Crash Didn't Give A Damn About Women Of Color
In 2006, Crash won Best Picture over Brokeback Mountain, because while the Academy wanted to show that they were woke, they weren't ready to be that woke. It is a tedious film that explores what the co-creator of Walker, Texas Ranger imagines the daily interactions between Los Angeles residents of different racial and class backgrounds to be like.
As we watch these characters' lives literally crash into each other (get it?), we are meant to leave the theater reflecting on how we're all more connected than we think, and that we have more similarities than differences. Sure, that's a positive message, but one delivered at the expense of the minorities in the story, especially the female ones.
Like Sandra Bullock's housekeeper, who constantly suffers at the hands of her racist boss, but is apparently suddenly fine with it at the end of the film, when Bullock unexpectedly gives her a hug and says, "You're my best friend." Cool, Sandy, but you're not HER best friend. You're her shitty racist boss who pays her to silently smile as you scream at her about how she folds your and Brendan Fraser's laundry.
But that's not near as bad as what happens to Thandie Newton, who is sexually assaulted by Matt Dillon's racist cop in front of her husband. Not only does Newton bafflingly end up apologizing to her husband (who honestly needs to apologize to her for being Terrence Howard), but she also gets yelled at by the same cop the very next day when she has an insane car crash and is stuck in the flaming wreckage. Newton understandably freaks out when she realizes it's Dillon and doesn't want him touching her. He yells that he's not going to hurt her and drags her out, whereupon she cries in his arms and he is redeemed. And that's where their story ends; he's learned that we're not so different after all, and she's learned that her trauma doesn't matter to anyone. Dillon was nominated for Best Supporting Actor for this.
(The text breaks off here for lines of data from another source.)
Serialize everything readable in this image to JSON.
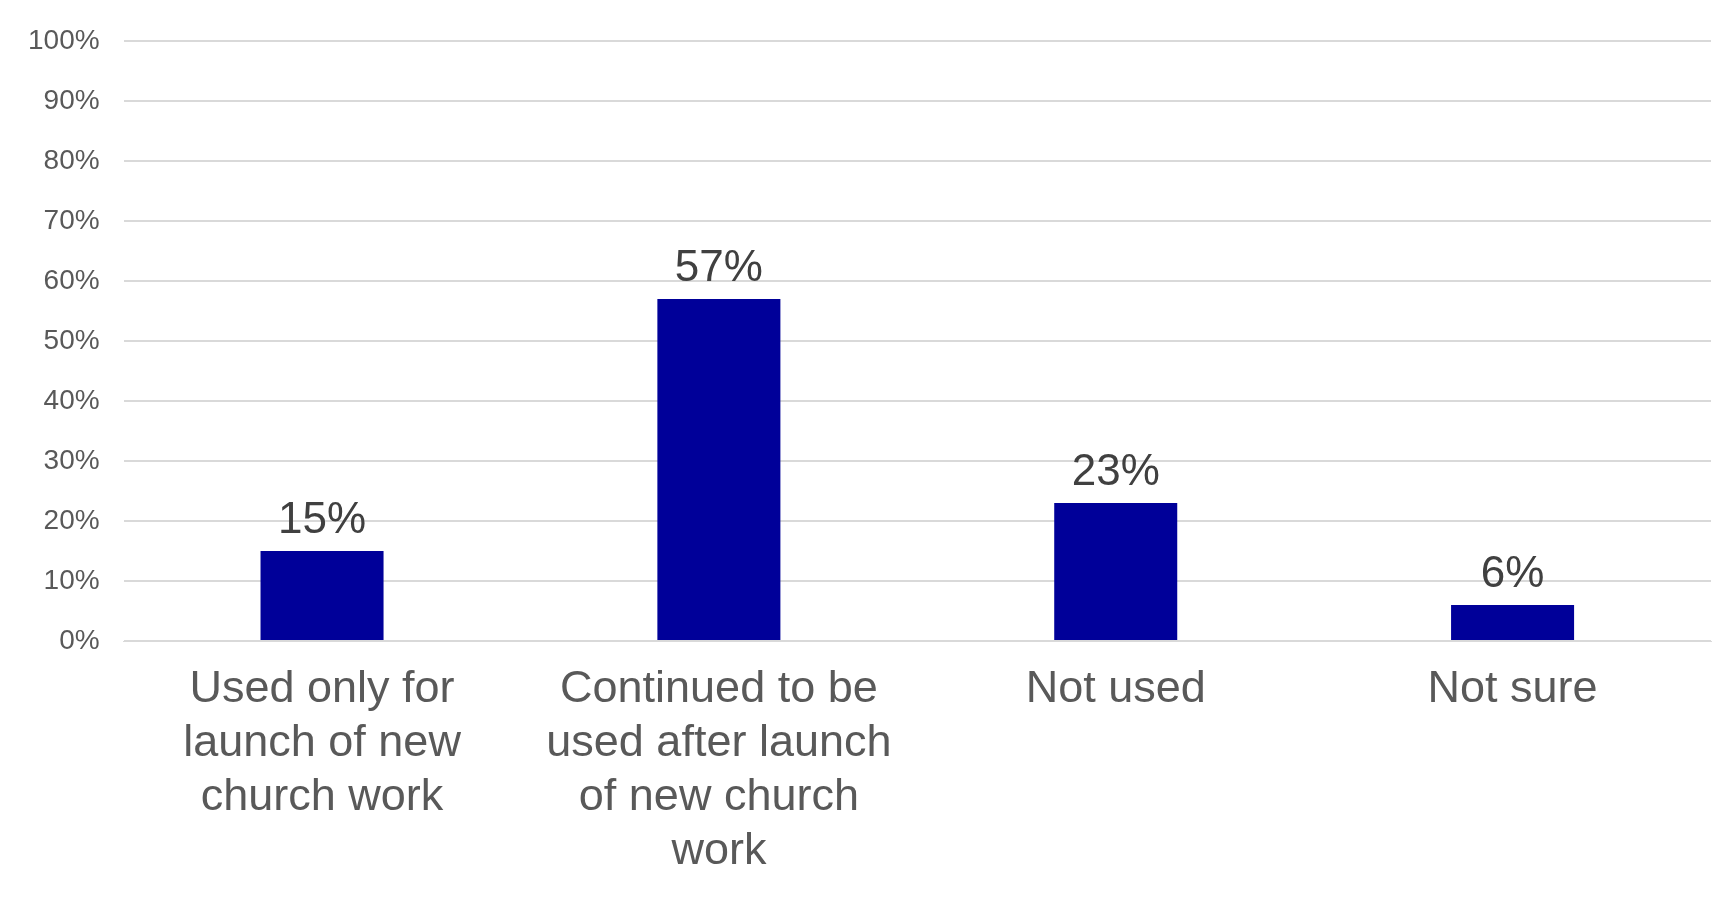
{
  "chart_data": {
    "type": "bar",
    "categories": [
      "Used only for launch of new church work",
      "Continued to be used after launch of new church work",
      "Not used",
      "Not sure"
    ],
    "values": [
      15,
      57,
      23,
      6
    ],
    "value_labels": [
      "15%",
      "57%",
      "23%",
      "6%"
    ],
    "color": "#000099",
    "ylim": [
      0,
      100
    ],
    "yticks": [
      {
        "value": 0,
        "label": "0%"
      },
      {
        "value": 10,
        "label": "10%"
      },
      {
        "value": 20,
        "label": "20%"
      },
      {
        "value": 30,
        "label": "30%"
      },
      {
        "value": 40,
        "label": "40%"
      },
      {
        "value": 50,
        "label": "50%"
      },
      {
        "value": 60,
        "label": "60%"
      },
      {
        "value": 70,
        "label": "70%"
      },
      {
        "value": 80,
        "label": "80%"
      },
      {
        "value": 90,
        "label": "90%"
      },
      {
        "value": 100,
        "label": "100%"
      }
    ],
    "grid": "y",
    "legend": false
  }
}
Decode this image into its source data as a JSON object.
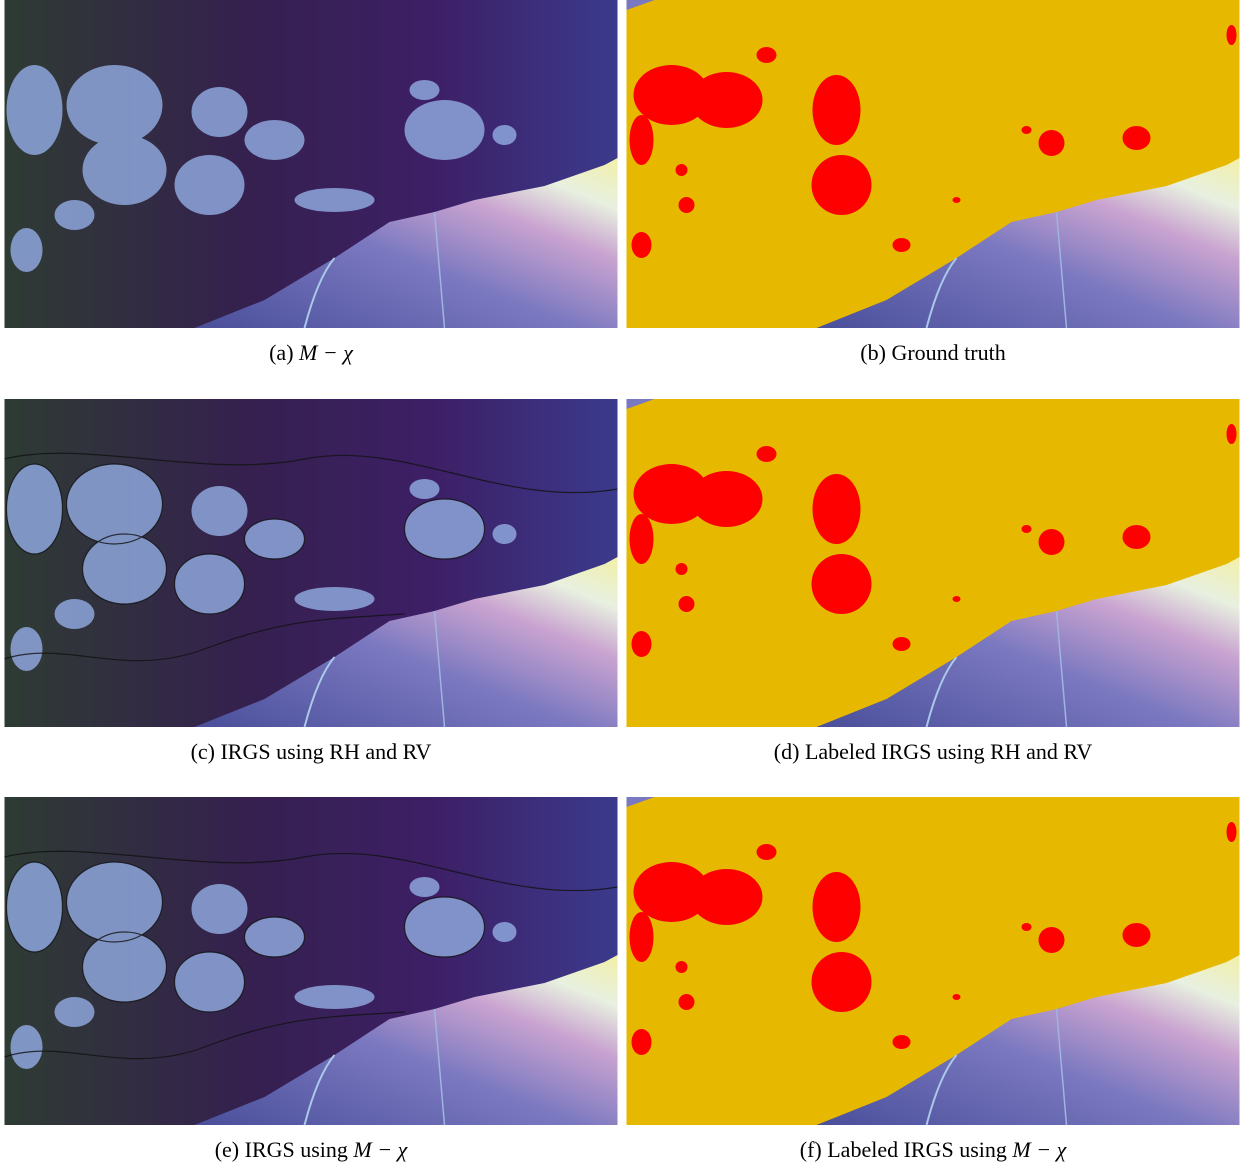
{
  "panels": [
    {
      "label": "(a)",
      "text": "",
      "math": "M − χ",
      "kind": "scene"
    },
    {
      "label": "(b)",
      "text": "Ground truth",
      "math": "",
      "kind": "labels"
    },
    {
      "label": "(c)",
      "text": "IRGS using RH and RV",
      "math": "",
      "kind": "segmented"
    },
    {
      "label": "(d)",
      "text": "Labeled IRGS using RH and RV",
      "math": "",
      "kind": "labels"
    },
    {
      "label": "(e)",
      "text": "IRGS using",
      "math": "M − χ",
      "kind": "segmented"
    },
    {
      "label": "(f)",
      "text": "Labeled IRGS using",
      "math": "M − χ",
      "kind": "labels"
    }
  ]
}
Mississippi Burning Is A Flaming Dumpster Of Lies
Mississippi Burning is a brutal movie about the true story of three civil rights activists who were murdered in rural Mississippi (there's a reason it's not called Texas Burning). Two white FBI agents come down and end up shaking things up in this deeply racist and sexist small town, even resorting to violence to discover the truth and fight the Ku Klux Klan members who run the area. It's a violently cathartic ending for such a tragic story, and the viewer definitely has no problem rooting for those agents ... until you do a little research.
F.B.I.By which we mean research the actual murder victims whom Mississippi Burning didn't even bother to name.